C’est selon cet ordre que M l’abbé Désiré DABIRE, recteur du grand séminaire Saint Jean qui abrite la présente assemblée, a pris le micro pour saluer la présence de tous les participants venus nombreux pour vivre cet heureux rendez-vous de fraternité, en compagnie du Ressuscité qui nous y a devancés. Cette assemblée est pour nous l’occasion de tracer encore une fois les sillons d’un profond témoignage, d’un témoignage saint du clergé appelé à faire resplendir aux yeux du monde la grandeur de l’idéal sacerdotal.

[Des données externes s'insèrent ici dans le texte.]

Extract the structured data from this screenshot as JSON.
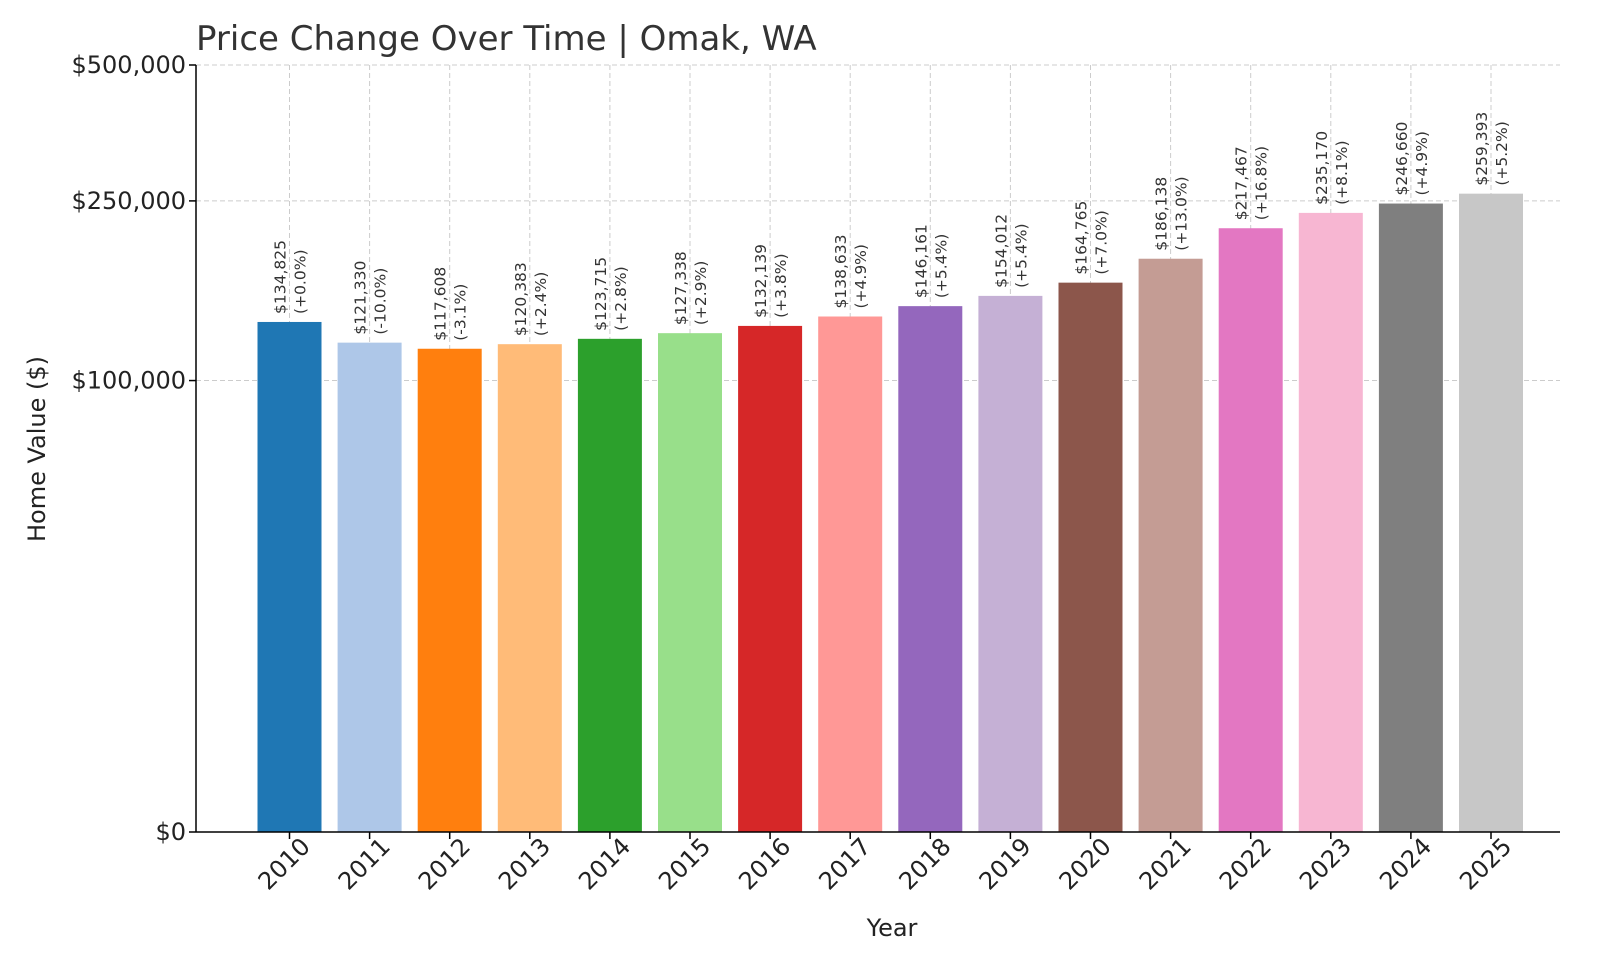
{
  "chart_data": {
    "type": "bar",
    "title": "Price Change Over Time | Omak, WA",
    "xlabel": "Year",
    "ylabel": "Home Value ($)",
    "y_scale": "symlog",
    "ylim": [
      0,
      500000
    ],
    "yticks": [
      0,
      100000,
      250000,
      500000
    ],
    "ytick_labels": [
      "$0",
      "$100,000",
      "$250,000",
      "$500,000"
    ],
    "grid": true,
    "categories": [
      "2010",
      "2011",
      "2012",
      "2013",
      "2014",
      "2015",
      "2016",
      "2017",
      "2018",
      "2019",
      "2020",
      "2021",
      "2022",
      "2023",
      "2024",
      "2025"
    ],
    "values": [
      134825,
      121330,
      117608,
      120383,
      123715,
      127338,
      132139,
      138633,
      146161,
      154012,
      164765,
      186138,
      217467,
      235170,
      246660,
      259393
    ],
    "value_labels": [
      "$134,825",
      "$121,330",
      "$117,608",
      "$120,383",
      "$123,715",
      "$127,338",
      "$132,139",
      "$138,633",
      "$146,161",
      "$154,012",
      "$164,765",
      "$186,138",
      "$217,467",
      "$235,170",
      "$246,660",
      "$259,393"
    ],
    "change_labels": [
      "(+0.0%)",
      "(-10.0%)",
      "(-3.1%)",
      "(+2.4%)",
      "(+2.8%)",
      "(+2.9%)",
      "(+3.8%)",
      "(+4.9%)",
      "(+5.4%)",
      "(+5.4%)",
      "(+7.0%)",
      "(+13.0%)",
      "(+16.8%)",
      "(+8.1%)",
      "(+4.9%)",
      "(+5.2%)"
    ],
    "colors": [
      "#1f77b4",
      "#aec7e8",
      "#ff7f0e",
      "#ffbb78",
      "#2ca02c",
      "#98df8a",
      "#d62728",
      "#ff9896",
      "#9467bd",
      "#c5b0d5",
      "#8c564b",
      "#c49c94",
      "#e377c2",
      "#f7b6d2",
      "#7f7f7f",
      "#c7c7c7"
    ]
  }
}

En effet, le monde actuel, en raison des défis nombreux et complexes, a besoin de la réponse de notre vie et de notre témoignage sacerdotal comme clergé africain. Notre témoignage peut toucher les cœurs. C’est après lui que le délégué de la Fraternité, M l’abbé André TOE a lui aussi souhaité la bienvenue et dit sa reconnaissance à tous. Chacun pour sa part, en effet, a mis du sien pour la réussite de cette assemblée. Il a ensuite fait une présentation des délégations par diocèse. Il n’y a pas de meilleure expression de la communion fraternelle que la rencontre physique, dit-il. Prenons conscience des défis du monde actuel, et envisageons les moyens adéquats. Car, le contexte social, politique et religieux que nous vivons draine des interpellations assez graves et nombreuses pour les pasteurs que nous sommes. C’est cela qui a guidé au choix du thème que tous, nous connaissons.

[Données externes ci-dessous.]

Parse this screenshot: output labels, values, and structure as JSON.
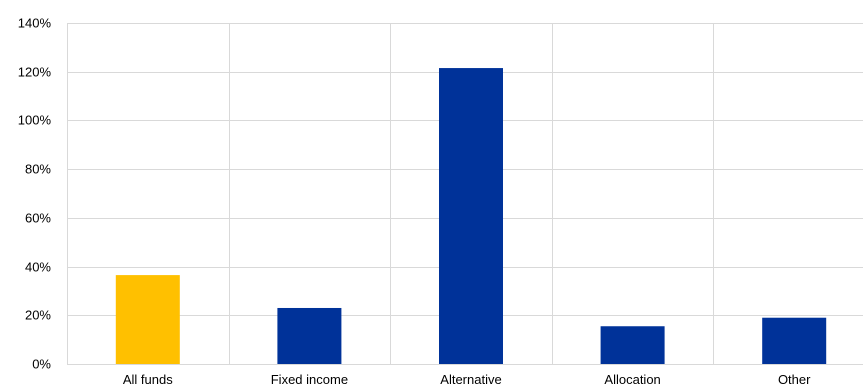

Mgr Philippe OUEDRAOGO, archevêque de Ouagadougou, prenant la parole, a dit ses sentiments de grande joie de nous saluer et de nous souhaiter la bienvenue. Les prêtres sont tous intimement liés entre eux par la fraternité sacramentelle. Nous exerçons un ministère sacerdotal unique. La fraternité sacerdotale est un don de Dieu et une nécessité. Et si elle n’existait pas, il faudrait la créer. Car, en ce monde de communication et de réseaux sociaux divers, la fraternité sacerdotale vécue dans un esprit de partage de vie et d’expérience est d’actualité, et indéniablement nécessaire. D’ailleurs, le monde a besoin de prêtres qui s’aiment. Il compte sur le ministère du prêtre, et davantage sur son témoignage de vie de sainteté comme un repère qui oriente vers la recherche des valeurs. Alors, vivons cette assemblée dans une communion affective et effective entre prêtres en vue d’une plus grande fécondité de vie personnelle et de mission apostolique, a-t-il lancé en terminant son allocution.

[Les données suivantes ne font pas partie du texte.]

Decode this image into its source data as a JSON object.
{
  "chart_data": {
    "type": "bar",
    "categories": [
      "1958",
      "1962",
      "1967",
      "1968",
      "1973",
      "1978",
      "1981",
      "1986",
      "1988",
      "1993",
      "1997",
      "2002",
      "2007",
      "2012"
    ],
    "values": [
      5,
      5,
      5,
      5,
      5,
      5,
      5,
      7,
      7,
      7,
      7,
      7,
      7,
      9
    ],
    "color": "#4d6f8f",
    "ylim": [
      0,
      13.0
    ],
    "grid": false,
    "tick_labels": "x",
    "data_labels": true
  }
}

Il n’y avait pas que des prêtres à cette cérémonie d’ouverture. C’est ainsi que Mme CONFE Bernadette, Présidente du Conseil National des Laïcs, a eu droit à la parole. Dans son intervention, Mme CONFE, après avoir adressé salutations aussi et souhait de bonne arrivée, a exprimé au nom de tous les laïcs, leur engagement à avoir pour leurs pasteurs, communion et solidarité, réconfort et encouragement. En effet, le thème retenu pour la présente assemblée traduit bien les turbulences de critiques destructives, de contestations, de récriminations et de révoltes, malheureusement des laïcs eux-mêmes. C’est ce tableau qui conduit nos chers laïcs à voir dans cette assemblée ; une occasion d’un examen de conscience, afin de soutenir les prêtres, à leur assurer leurs ferventes prières, et à se mettre sur le chemin de la conversion. Mme CONFE a pris congé de nous en nous annonçant la disponibilité des résultats du Congrès National des Fidèles Laïcs du Burkina tenu le 13 novembre 2011 à Ouagadougou.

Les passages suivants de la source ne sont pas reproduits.